O co chodzi z wygrzewaniem kolumn?
Czym jest to wygrzewanie kolumn i czy trzeba to robić aby osiągnąć wymarzone brzmienie? Zacznę od tego że nie jest to żadne audio voodoo, kwestia wiary czy poglądów. To naukowy fakt. Otóż nowy sprzęt dopiero co wyjęty z kartona nie zawsze brzmi tak jak sobie tego byśmy życzyli czy jak życzyłby sobie tego producent. Może okazać się, że zestaw identyczny z tym, który prezentował nam sprzedawca i którym byliśmy oczarowani w salonie audio, gra nieco gorzej u nas w domu. Dlaczego ? Przecież to ten sam model. Czy możliwe zatem, że dwa te same modele kolumn odtwarzają dźwięk inaczej? Tak. Może tak być , ponieważ każde kolumny potrzebują pewnego czasu pracy od momentu wyprodukowania do osiągnięcia ich ostatecznego kształtu i charakteru brzmienia. Poprzez pracę elementy mechaniczne głośników nabierają docelowych ostatecznych i stałych własności. Zawieszenie membrany uzyskuje odpowiednią sprężystość, druty cewki giętkości itd. Proces dotyczy także części elektronicznych np. kondensatorów które formują się i generują strukturę. Cały ten proces nazywany jest wygrzewaniem.

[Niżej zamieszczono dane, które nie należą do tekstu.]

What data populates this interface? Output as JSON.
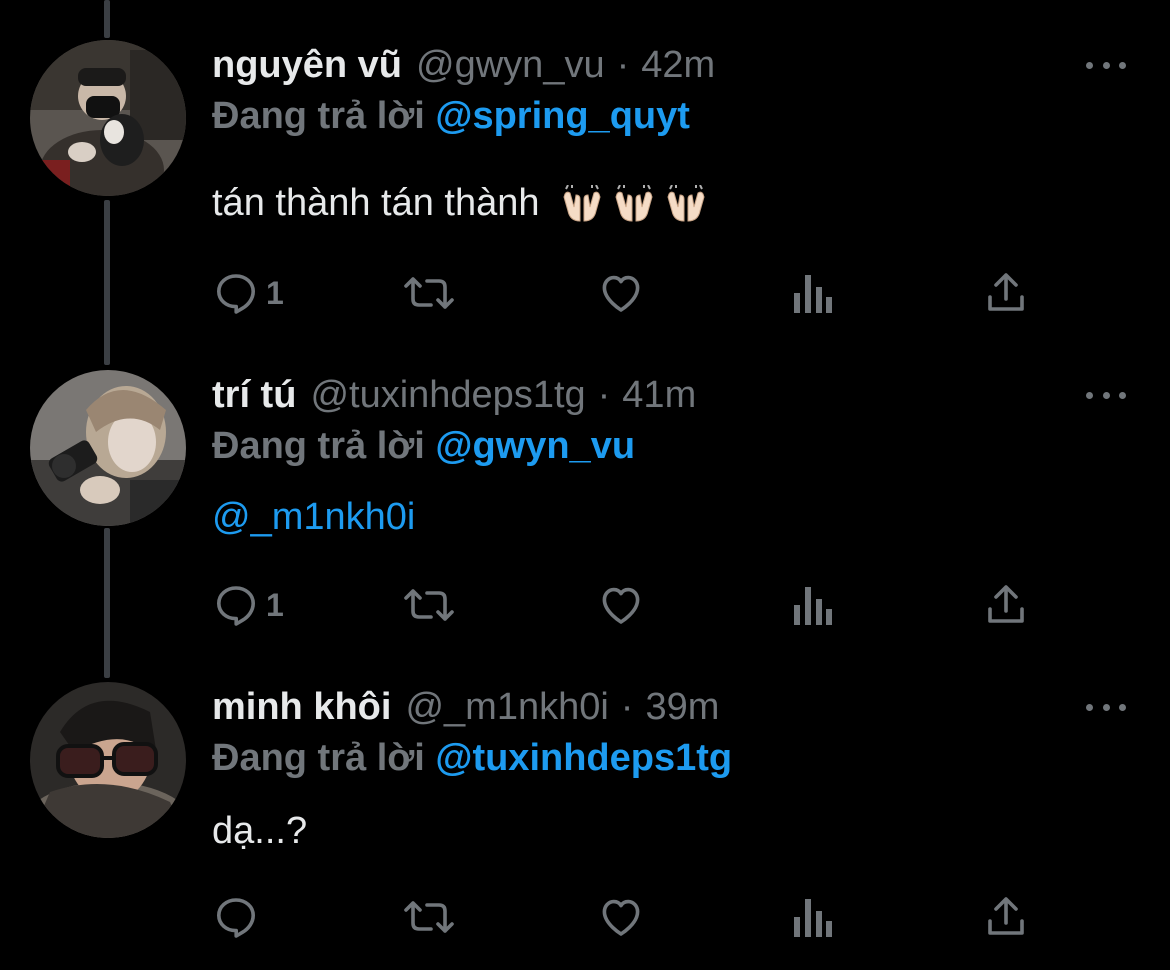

Ile zajmuje takowy proces? W zależności od modelu kolumn oraz zastosowanych w nich części od 50 do nawet 700 h pracy. Sporo, choć górny zakres jest niezwykle rzadki. Mechanizm takiego wygrzewania po części jest od nas niezależny ponieważ on i tak nastąpi jeśli będziemy używać naszego sprzętu regularnie, jednak możemy mu nieco pomóc. Im więcej różnych częstotliwości będą reprodukować nasze kolumny tym szybciej powinny osiągnąć swoje optymalne parametry. Dostępnych jest wiele płyt czy plików wspomagających i przyspieszających proces wygrzewania głośników jednak i bez nich nasz sprzęt w końcu zagra słyszalnie inaczej, tylko zajmie to nieco więcej czasu. Należy pamiętać żeby w pierwszym etapie użytkowania nie słuchać przesadnie głośno. Nie testować maksymalnych możliwości naszych kolumn. Nie przeciążać ich ani przy okazji sąsiadów. Dodam tylko że wygrzewanie dotyczy praktycznie każdego elementu systemu audio,a więc także wzmacniaczy, odtwarzaczy czy nawet okablowania jednak już w mniejszym stopniu słyszalna będzie zmiana po zakończeniu tego procesu.